It will take nearly 75 years for India’s per capita income to reach a quarter of the income levels of the United States if current trends continue, the World Bank said on Thursday.

In a report titled “World Development Report 2024: The Middle Income Trap”, the World Bank said that over 100 countries, including India, faced serious obstacles in becoming high-income ones in the next few decades.

The report, which studied trends from the past 50 years, said that China may take over 10 years to reach one-quarter of the US’ income per capita, while Indonesia nearly 70 years at current trends.

The World Bank said that as countries grow wealthier they usually hit a “trap” at around 10% of the US’ annual GDP per person, which is currently the equivalent of $8,000 or Rs 6.7 lakh. This is in the middle of the range of what the financial institution terms “middle-income” countries.

Only 34 middle-income economies had managed to shift to become high-income ones since 1990, the report said, adding that over a third of them benefitted from their integration into the European Union or due to oil reserves that were previously undiscovered.

The World Bank said that 108 countries were termed middle-income at the end of 2023. Each of these countries had an annual GDP per capita that fell between $1,136 (Rs 9,95,193) and $13,845 (Rs 11,60,175).

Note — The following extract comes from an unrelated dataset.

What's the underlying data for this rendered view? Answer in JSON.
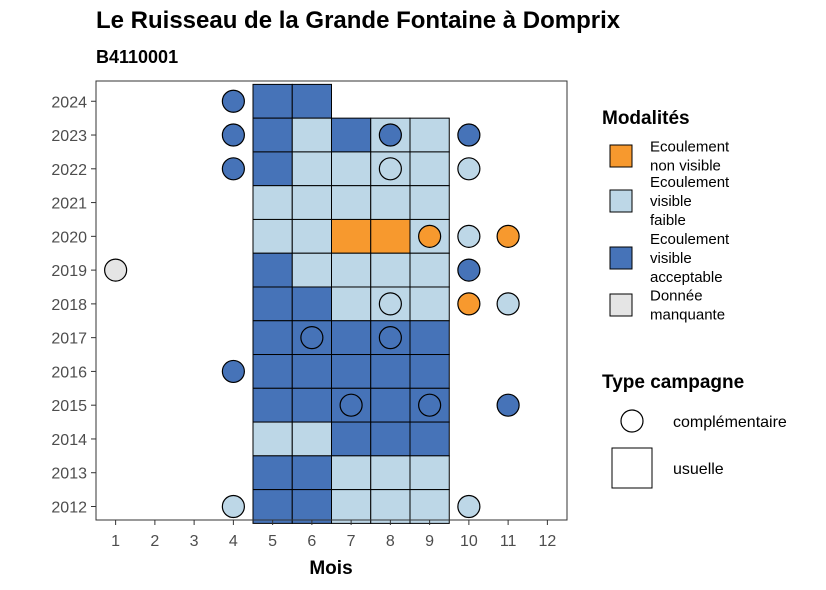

These countries together had a population of about six billion, which was 75% of the global population, with two out of every three person living in extreme poverty.

“The road ahead has even stiffer challenges than those seen in the past: rapidly aging populations and burgeoning debt, fierce geopolitical and trade frictions, and the growing difficulty of speeding up economic progress without fouling the environment,” wrote Indermit Gill, chief economist at the World Bank group.

“Yet many middle-income countries still use a playbook from the last century, relying mainly on policies designed to expand investment,” he added. “That is like driving a car just in first gear and trying to make it go faster.”

Gill added that if countries stuck to the old playbook, most would lose the race to create “reasonably prosperous societies by the middle of this century”.

The report also proposed a framework for countries to “escape” the trap. “First focus on investment; then add an emphasis on infusion of new technologies from abroad; and, finally, adopt a three-pronged strategy that balances investment, infusion, and innovation,” it said.

In the report, the World Bank also referred to Prime Minister Narendra Modi’s vision to turn India into a developed economy by 2047.

Modi has on several occasions emphasised the goal of India becoming a developed economy by 2047, when the country will complete 100 years of independence.

According to the report, while governments in India and other countries hoped to accomplish the transition from a middle-income economy like South Korea, “it would be fair to conclude that it would be a miracle if today’s middle-income economies manage to do in 50 years what Korea did in just 25”.

In April, Franziska Ohnsorge, the World Bank’s chief economist for South Asia, said that India will not be able to achieve its target of becoming a developed economy by 2047 without introducing reforms to boost employment.

Ohnsorge pointed out that achieving the 2047 target remained a distant dream “in a no-reform scenario”.